Herd of Kenworth C500s Help Move 1.2M-Lb. Reactor

Tue April 14, 2009 - National Edition
Construction Equipment Guide

To move a reactor that weighs more than the largest, fully-loaded Boeing 747 to the oil sands region in Northern Alberta, Premay Equipment relied on a herd of nine Kenworth C500s with a total of 4,800 horses (3,578 kW) under their hoods to get the job done.

The 1.2 million lb. (544,331 kg) shipment consisted of a 13-ft. 8-in. (4.2 m) diameter by 110-ft. (33.5 m) long reactor destined for the petroleum-rich oil sands mining area in northern Alberta. The reactor is part of a planned expansion of Suncor Energy’s oil sands operations.

“The Kenworth C500s performed beautifully,” said Brent Harris, president of Premay Equipment L.P., a subsidiary of Mullen Transportation Inc. The Edmonton-based company specializes in heavy hauls for western Canada’s oil and gas industry. Its hauling and rigging division transports giant equipment over highways and off-road to production locations such as Alberta’s oil sands. The division also hauls equipment to natural gas production fields throughout western Canada.

The enormous reactor was loaded onto a transport frame with each end of the frame supported by a hydraulic platform trailer. Each trailer was configured at 21 ft. wide by 130 ft. long (6.4 by 40 m) and had 56 axles with four tires on each axle, (in all, 448 tires).

One Kenworth C500 tractor in front pulled and four in back pushed the 25-ft. (7.6 m) high load at a maximum speed of 12 mph (19.3 kmh) for most of the 50-mi. (80 km) northbound trip on Alberta Highway 63 from Lynton Siding, which is 12 mi. (19 km) southeast of Fort McMurray, to the job site at the Athabasca oil sands.

When the shipment got to Supertest Hill, Premay added another four Kenworth C500 tractors to the front.
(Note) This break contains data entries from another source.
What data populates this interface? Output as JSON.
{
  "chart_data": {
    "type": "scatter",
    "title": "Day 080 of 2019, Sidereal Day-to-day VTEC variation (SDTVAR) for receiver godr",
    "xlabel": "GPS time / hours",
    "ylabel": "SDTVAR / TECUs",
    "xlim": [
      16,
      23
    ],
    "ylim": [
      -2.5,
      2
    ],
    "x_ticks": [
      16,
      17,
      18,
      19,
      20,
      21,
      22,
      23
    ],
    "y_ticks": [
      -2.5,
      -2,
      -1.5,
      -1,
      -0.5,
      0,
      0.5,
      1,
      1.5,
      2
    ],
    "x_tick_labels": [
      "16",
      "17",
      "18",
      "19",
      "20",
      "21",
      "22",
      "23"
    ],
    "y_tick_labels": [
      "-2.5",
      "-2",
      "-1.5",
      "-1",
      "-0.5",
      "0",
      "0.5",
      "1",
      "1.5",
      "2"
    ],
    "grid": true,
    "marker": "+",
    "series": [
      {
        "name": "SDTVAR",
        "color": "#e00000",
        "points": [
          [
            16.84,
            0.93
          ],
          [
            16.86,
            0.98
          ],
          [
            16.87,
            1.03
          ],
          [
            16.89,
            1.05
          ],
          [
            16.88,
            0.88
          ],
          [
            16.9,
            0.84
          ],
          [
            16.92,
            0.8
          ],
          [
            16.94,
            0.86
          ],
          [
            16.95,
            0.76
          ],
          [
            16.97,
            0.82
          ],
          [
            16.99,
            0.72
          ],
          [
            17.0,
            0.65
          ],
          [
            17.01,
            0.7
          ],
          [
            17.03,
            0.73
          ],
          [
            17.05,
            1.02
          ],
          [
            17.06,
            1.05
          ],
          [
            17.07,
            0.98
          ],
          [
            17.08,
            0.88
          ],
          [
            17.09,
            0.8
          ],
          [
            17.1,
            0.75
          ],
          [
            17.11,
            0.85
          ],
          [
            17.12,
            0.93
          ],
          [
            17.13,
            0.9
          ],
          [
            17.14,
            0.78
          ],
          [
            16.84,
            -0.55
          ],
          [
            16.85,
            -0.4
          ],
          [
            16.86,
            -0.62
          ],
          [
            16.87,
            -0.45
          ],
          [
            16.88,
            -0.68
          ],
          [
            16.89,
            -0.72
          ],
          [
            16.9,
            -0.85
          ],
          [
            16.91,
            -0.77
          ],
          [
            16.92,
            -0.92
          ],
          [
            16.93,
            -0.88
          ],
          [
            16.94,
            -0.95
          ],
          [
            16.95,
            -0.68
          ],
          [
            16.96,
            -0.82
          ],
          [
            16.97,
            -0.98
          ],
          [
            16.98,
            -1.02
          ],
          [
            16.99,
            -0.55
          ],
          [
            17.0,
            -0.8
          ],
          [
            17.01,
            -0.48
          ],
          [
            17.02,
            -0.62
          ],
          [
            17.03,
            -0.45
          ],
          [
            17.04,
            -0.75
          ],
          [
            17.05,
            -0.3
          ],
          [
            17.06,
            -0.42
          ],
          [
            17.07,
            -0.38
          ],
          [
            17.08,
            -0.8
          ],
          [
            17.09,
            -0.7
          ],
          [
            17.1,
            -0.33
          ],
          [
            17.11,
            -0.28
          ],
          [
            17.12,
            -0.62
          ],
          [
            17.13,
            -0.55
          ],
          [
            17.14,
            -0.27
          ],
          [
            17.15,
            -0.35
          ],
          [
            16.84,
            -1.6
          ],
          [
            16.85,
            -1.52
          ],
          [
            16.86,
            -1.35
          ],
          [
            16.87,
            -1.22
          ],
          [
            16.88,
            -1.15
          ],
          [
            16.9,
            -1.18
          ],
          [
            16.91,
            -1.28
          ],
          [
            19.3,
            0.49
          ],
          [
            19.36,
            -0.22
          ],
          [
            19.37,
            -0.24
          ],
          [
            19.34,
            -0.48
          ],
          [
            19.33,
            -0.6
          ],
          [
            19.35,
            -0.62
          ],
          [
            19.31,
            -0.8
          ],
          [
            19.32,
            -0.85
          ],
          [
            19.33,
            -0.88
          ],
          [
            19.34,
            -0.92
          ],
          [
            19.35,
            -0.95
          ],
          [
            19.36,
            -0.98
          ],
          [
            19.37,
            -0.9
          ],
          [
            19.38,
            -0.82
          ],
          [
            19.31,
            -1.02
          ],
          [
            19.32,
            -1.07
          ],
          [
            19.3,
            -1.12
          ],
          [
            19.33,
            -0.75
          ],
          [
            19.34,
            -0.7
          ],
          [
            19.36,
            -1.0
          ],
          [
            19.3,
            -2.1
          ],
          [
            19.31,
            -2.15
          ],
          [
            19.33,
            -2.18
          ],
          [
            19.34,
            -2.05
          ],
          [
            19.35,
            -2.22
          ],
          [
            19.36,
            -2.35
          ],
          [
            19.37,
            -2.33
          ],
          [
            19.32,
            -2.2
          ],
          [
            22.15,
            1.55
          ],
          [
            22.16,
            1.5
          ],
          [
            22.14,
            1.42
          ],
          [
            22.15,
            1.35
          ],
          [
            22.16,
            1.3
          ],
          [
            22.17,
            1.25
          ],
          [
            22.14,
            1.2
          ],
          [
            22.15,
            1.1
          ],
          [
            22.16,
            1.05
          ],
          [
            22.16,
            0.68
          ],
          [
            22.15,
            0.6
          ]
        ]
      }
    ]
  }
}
“The nine C500s handled the three-quarters of a mile long climb, with about an 8-percent grade, without any major issues,” Harris said. “Thanks to the C500s, we were able to keep to our timetable, which is important because the northbound lanes of Highway 63 were closed for safety reasons.”

Premay makes these mammoth moves in the cold of winter when roads freeze hard; spring and summer maneuvers of that weight would damage the highways. To keep all that weight under control and moving efficiently, Premay’s Kenworth C500s are equipped with 525-hp (391 kW) engines driven through Allison automatic transmissions. Four of the nine C500s have tridem drives equipped with 105,000-lb. (47,627 kg) rear planetary hub-reduction axles to provide added traction on icy and snowy roads.

Premay operates a fleet of more than 50 trucks, of which more than 90 percent are Kenworths. The company’s other Kenworth models include T800s, W900s and T660s. To help keep its fleet of trucks running, Harris said the company relies on after-the-sale support from its local Kenworth dealers.

“Since we do most of the routine maintenance on our trucks, Edmonton Kenworth and GreatWest Kenworth offer us Kenworth PremierCare Connect which links us directly to its parts department,” Harris said. “We use the program to manage our parts inventory and make sure we’re getting the right replacement parts, which means no delays in getting our trucks back in service.”

Harris joined the company as a truck driver in 1978 when it had just three company trucks and 14 leased truck operators. In addition to quality and durability, the company chooses Kenworth trucks for driver comfort.

“Kenworth designs trucks with comfortable, ergonomic environments, which help our drivers stay alert and on top of things. That’s critical in our line of work because an alert driver can react better to unforeseen circumstances,” said Harris.

To further enhance driver comfort, Premay plans to specify the extended day cab for its next truck order, an option added for the C500 last year. The Kenworth extended day cab further enhances driver comfort with an additional 6 in. of length and 5 in. of cab height compared to Kenworth’s traditional day cab. The extended day cab also offers 2 more in. behind the wheel, additional leg room, up to 21 degrees of recline in the driver’s seat, and 2 extra cu. ft. of storage behind the driver’s seat.

Harris said he also appreciates how Kenworth’s engineers work with his company’s drivers and managers to develop the right truck specifications for his company’s application.

“Kenworth engineers are forward-thinking and listen to their customers. That’s how they develop trucks with all the latest technology that can help their customers run efficient and productive operations.”